Im Vinschgau in Südtirol liegt das größte zusammenhängende Obstanbaugebiet von Europa (dpa/Udo Bernhart)
In der Region werde einfach sehr viel gespritzt, sagt Karl Bär. Er ist Agrarreferent bei dem Verein Umweltinstitut München. "Wir sind nicht überrascht davon, dass wir an Stellen im mittleren Vinschgau, wo sehr viel Apfelanbau betrieben wird, viele Wirkstoffe gefunden haben." Und das über den gesamten Zeitverlauf der Untersuchung.
Der Verein hatte von Februar bis Ende August 2018 im Vinschgau an vier Standorten Passivsammler aufgestellt. Alle drei Wochen wurde das Sammelmedium gewechselt und in einem Labor auf 29 verschiedene Pestizidwirkstoffe untersucht. Ergebnis: Über die Saison seien 20 verschiedene Wirkstoffe gefunden worden. Auch dort, wo das eigentlich nicht sein dürfte, sagte Bär.

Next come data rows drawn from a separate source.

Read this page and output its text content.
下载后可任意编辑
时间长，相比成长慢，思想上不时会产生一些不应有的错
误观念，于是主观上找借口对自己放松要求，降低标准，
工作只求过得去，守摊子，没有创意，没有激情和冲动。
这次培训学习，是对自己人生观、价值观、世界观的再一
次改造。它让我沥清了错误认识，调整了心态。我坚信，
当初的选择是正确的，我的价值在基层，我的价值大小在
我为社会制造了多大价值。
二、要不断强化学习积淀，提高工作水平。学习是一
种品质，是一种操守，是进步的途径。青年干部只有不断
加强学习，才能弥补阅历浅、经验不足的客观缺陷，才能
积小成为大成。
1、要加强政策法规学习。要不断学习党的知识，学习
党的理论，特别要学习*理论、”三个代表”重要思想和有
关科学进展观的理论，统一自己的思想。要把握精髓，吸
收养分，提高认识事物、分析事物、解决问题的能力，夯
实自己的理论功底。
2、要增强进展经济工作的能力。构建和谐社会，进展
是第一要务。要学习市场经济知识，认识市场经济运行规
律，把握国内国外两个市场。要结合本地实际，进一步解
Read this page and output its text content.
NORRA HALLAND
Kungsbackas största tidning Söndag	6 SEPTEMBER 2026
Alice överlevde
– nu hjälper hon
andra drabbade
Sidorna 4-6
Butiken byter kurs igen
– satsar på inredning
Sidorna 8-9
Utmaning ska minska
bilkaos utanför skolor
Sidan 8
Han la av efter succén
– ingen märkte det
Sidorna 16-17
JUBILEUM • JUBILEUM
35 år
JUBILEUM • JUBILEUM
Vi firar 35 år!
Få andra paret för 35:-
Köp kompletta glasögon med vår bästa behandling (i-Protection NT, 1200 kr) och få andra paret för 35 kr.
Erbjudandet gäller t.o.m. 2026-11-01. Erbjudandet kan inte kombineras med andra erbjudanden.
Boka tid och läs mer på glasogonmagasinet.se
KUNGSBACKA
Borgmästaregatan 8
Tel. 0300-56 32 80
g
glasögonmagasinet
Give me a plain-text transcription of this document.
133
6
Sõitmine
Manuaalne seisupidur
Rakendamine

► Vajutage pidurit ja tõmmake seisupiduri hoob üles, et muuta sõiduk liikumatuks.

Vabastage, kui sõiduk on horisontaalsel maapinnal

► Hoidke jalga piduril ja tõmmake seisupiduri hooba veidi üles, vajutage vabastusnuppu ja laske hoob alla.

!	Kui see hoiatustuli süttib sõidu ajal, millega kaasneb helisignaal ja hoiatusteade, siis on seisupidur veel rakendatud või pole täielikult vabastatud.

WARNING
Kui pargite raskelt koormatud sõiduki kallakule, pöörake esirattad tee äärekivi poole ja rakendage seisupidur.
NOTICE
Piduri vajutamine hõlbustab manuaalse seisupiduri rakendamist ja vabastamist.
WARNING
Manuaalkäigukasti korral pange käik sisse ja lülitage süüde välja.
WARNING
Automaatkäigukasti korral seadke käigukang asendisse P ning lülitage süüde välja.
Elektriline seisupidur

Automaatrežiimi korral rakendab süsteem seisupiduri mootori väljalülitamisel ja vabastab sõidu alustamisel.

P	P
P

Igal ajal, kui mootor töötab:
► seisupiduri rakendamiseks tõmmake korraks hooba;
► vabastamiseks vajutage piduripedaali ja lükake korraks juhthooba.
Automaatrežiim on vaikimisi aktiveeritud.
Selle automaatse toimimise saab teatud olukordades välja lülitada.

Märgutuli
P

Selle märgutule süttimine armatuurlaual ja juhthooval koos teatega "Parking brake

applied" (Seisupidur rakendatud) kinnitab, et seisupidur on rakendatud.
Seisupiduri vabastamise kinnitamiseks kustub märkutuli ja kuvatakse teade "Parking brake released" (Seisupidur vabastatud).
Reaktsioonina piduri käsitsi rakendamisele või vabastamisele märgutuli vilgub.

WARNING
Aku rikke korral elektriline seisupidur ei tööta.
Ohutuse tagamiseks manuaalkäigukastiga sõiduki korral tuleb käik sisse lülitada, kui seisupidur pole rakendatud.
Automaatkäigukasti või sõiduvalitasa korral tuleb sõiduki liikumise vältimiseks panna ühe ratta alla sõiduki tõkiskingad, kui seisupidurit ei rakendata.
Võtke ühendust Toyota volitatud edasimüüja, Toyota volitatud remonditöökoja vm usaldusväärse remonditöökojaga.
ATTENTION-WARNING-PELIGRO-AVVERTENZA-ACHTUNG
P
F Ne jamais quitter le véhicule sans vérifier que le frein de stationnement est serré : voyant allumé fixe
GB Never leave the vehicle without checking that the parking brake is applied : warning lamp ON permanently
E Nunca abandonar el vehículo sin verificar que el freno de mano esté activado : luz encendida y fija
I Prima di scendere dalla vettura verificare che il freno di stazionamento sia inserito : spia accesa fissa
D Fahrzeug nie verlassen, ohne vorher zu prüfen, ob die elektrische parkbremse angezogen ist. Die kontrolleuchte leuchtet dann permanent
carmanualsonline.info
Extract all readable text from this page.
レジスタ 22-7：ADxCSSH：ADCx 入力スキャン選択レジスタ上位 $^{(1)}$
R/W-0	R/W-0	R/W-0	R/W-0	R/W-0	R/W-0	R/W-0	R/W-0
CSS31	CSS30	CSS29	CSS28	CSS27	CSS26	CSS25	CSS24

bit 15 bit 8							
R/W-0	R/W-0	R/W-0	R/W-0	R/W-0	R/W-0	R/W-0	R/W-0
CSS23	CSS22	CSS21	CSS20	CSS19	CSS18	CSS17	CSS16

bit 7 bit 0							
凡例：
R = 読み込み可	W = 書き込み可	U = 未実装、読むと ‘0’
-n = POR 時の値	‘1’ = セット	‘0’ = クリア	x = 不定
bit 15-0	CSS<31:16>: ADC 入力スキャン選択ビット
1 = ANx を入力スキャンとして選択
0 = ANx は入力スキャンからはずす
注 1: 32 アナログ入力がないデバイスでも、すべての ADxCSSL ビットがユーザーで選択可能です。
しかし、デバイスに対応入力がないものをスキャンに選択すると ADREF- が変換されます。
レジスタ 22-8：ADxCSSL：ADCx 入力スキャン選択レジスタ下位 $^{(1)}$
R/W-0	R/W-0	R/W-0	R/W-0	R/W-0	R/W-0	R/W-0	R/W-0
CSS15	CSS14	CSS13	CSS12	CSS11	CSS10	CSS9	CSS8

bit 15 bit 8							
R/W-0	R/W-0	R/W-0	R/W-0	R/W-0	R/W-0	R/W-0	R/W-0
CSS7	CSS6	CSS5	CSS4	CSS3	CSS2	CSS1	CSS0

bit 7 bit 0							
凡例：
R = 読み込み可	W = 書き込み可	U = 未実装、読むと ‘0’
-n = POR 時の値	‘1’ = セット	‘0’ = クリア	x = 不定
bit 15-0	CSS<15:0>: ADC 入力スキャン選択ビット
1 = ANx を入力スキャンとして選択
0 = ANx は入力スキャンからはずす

"Spannend ist, dass wir in einer geschlossenen Ortschaft, in einem Garten wo eine Hecke außen rum ist, wo mehrere hundert Meter weit keine Apfelplantage ist, zwölf verschiedene Wirkstoffe gefunden haben."
Beitrag zum Insektensterben
Selbst mehrere Kilometer entfernt auf 1.600 Meter Höhe in einem Seitental seien immerhin noch sechs Wirkstoffe entdeckt worden. Für das Institut stelle sich die Frage, "ob die Zulassungsverfahren so funktionieren, wie sie funktionieren sollten, weil das eigentlich nicht vorkommen dürfte", sagte Bär.
Von vier gefundenen Pestizidwirkstoffen sage die EU-Lebensmittelbehörde EFSA, dass diese nicht in die Luft übergehen sollten und wenn, dann würden sie sich dort sehr schnell zersetzen, kritisiert Bär. "Das stimmt offensichtlich nicht. Die EFSA betrachtet immer nur einen einzelnen Wirkstoff." Was nicht wirklich betrachtet werde sei, dass es gleichzeitig noch diverse andere Wirkstoffe in der Luft gebe.
"Wenn ich von Mitte März bis Anfang Dezember durchgehend irgendwelche Wirkstoffe in der Luft habe, ist das etwas anderes, als wenn ich punktuell mit einem Wirkstoff belastet bin."
Das Umweltinstitut München fand auch ein Insektengift, das seit diesem Jahr verboten ist. "Davon reichen drei bis vier Nanogram, um eine Biene zu töten." Es gebe im Vinschgau noch sensiblere Insekten, die davon betroffen sein könnten, erläutert Bär. "Wenn sich so ein Stoff in der Natur verbreitet, der so eine starke Wirksamkeit hat, dann ist das schon ein Beitrag zum Insektensterben."